Last week, Russia’s Education Ministry provided schoolteachers with “information for a social studies session.” ‘Disinformation’ would be more accurate. The ‘information’ starts by saying,
“Russia does not like to wage wars, create conflicts and succumb to provocations. This is not at all the style of the Russian leadership, but Russia is always ready to defend its interests and protect its people.”
The sting is in the tail — ‘defend and protect Russian interests and people’ is carte blanche rubric for doing whatever the hell Putin wants. And it leads to a Russian foreign policy that could best be described as “I didn’t want to do it, but they made me.” The ‘they’ can be NATO, the EU, genocidal Ukrainians, or anything a paranoid imagination might think up.
If you think that the Education Ministry is reminiscent of Orwell’s Ministry of Truth (‘Minitrue’) you are on the right track.

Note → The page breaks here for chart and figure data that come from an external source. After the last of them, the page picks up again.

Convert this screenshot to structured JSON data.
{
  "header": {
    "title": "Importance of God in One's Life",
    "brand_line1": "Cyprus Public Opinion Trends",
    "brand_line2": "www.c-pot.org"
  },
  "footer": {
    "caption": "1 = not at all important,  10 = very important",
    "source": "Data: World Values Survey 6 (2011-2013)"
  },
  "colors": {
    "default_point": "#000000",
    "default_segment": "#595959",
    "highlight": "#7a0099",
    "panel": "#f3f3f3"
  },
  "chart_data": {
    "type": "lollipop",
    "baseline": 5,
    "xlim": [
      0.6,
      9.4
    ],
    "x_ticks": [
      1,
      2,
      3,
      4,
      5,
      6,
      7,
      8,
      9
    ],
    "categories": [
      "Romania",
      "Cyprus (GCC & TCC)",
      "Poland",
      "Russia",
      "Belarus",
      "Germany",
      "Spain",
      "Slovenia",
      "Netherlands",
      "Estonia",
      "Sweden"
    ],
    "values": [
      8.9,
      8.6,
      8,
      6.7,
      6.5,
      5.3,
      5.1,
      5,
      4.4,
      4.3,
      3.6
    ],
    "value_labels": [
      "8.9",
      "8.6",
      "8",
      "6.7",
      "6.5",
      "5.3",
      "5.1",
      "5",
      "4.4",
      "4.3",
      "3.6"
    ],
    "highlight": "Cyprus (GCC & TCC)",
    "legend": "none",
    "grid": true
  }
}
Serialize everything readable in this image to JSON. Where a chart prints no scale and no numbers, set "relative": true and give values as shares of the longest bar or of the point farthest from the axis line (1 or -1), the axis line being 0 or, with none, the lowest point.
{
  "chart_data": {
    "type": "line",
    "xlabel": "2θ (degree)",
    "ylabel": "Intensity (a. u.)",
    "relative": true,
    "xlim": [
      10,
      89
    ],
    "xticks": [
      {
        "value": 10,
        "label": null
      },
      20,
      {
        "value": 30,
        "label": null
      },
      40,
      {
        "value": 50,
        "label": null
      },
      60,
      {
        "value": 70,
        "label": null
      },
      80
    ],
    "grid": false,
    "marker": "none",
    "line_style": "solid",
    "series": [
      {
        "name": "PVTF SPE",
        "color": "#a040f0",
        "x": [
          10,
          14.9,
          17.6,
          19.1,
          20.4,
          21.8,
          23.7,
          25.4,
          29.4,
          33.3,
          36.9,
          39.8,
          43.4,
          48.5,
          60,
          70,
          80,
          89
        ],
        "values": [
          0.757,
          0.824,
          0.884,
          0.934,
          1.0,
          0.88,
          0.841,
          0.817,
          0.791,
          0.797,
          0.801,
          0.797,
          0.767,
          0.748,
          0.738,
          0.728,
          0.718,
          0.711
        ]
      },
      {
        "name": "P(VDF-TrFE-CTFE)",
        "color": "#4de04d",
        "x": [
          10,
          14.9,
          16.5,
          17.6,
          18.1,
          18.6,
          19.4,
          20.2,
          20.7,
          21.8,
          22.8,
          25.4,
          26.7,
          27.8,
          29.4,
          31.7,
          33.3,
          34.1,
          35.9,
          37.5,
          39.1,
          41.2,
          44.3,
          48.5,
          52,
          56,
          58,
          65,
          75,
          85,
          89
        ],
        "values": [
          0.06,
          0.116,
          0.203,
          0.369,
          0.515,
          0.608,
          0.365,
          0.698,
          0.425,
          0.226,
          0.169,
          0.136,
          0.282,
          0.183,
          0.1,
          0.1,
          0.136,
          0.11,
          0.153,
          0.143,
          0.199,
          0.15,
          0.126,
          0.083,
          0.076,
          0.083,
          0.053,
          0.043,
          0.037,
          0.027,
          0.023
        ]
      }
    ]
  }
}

And if its tactics remind you of the conservative censorship of American schools, you are a quality lateral thinker.
The ministry has provided Russia’s scholastic propagandists with a script to explain Russia’s murderous adventurism in anodyne, self-congratulatory language. If the independent thinking school-child raises questions about the motives of the authorities, the party line is,
“Our policy is freedom, freedom of choice for everyone to independently determine their own future and the future of their children.”
And Black is White.
There is more. If any child asks whether Russia is at war, teachers should answer no. Instead, it is conducting a “special peacekeeping operation” to stop a “nightmare of genocide” against “millions” of ethnic Russians and Russian speakers in the Donetsk and Luhansk regions. And the teacher should reiterate that the Russian government,
“Does not like to wage wars, create conflicts and succumb to provocations,”
Has “done everything possible to resolve the situation by peaceful, political means,”
And is “not going to impose anything on anyone by force.”
War is Peace
The United Nations realizes the corrosive effect of fake news (aka propaganda). It maintains education should help teach children to “identify misinformation and other forms of biased or false content.” It should prepare “the child for responsible life in a free society, in the spirit of understanding, peace … and friendship among all peoples.” States are obliged to ensure children’s “access to information and materials from a diversity of national and international sources.”
The Russian authorities, in lockstep with America’s curriculum-bowdlerizing zealots, are not listening to that sort of guff. And, in a censoring book-burner’s wettest dream, the Duma (Russia’s Parliament) has outlined penalties of up to 15 years in prison for speaking the truth. The Duma’s President Vyacheslav Volodin elucidated,
"Literally by tomorrow, this law will force punishment - and very tough punishment - on those who lied and made statements which discredited our armed forces."
The Russian crackdown on information includes banning foreign news sources, including the websites of the BBC, Voice of America, Radio Free Europe/Radio Liberty, Deutsche Welle, and other media outlets. The Russian media watchdog, Roskomnadzor, said in a statement.
"Access has been restricted to a host of information resources owned by foreigners."
And, "The grounds for restricting access to these information resources on the territory of the Russian Federation was their deliberate and systematic circulation of materials containing false information."
It further whined that the media organizations had spread falsehoods about
"The essence of the special military operation in Ukraine, its form, the methods of combat operations (attacks on the population, strikes on civilian infrastructure), the Russian armed forces' losses and civilian victims".
This crackdown on foreign media joins with the Russian crackdown on social media. Facebook and Twitter's reach has been severely curtailed. And independent news sources in Russia have disappeared.
However, we live in a wired world. Information crackdowns are harder to maintain. And in a demographic profile reminiscent of the US, it is only older Russians who rely on traditional news sources. While younger Russians are actively searching for whatever independent information is available wherever.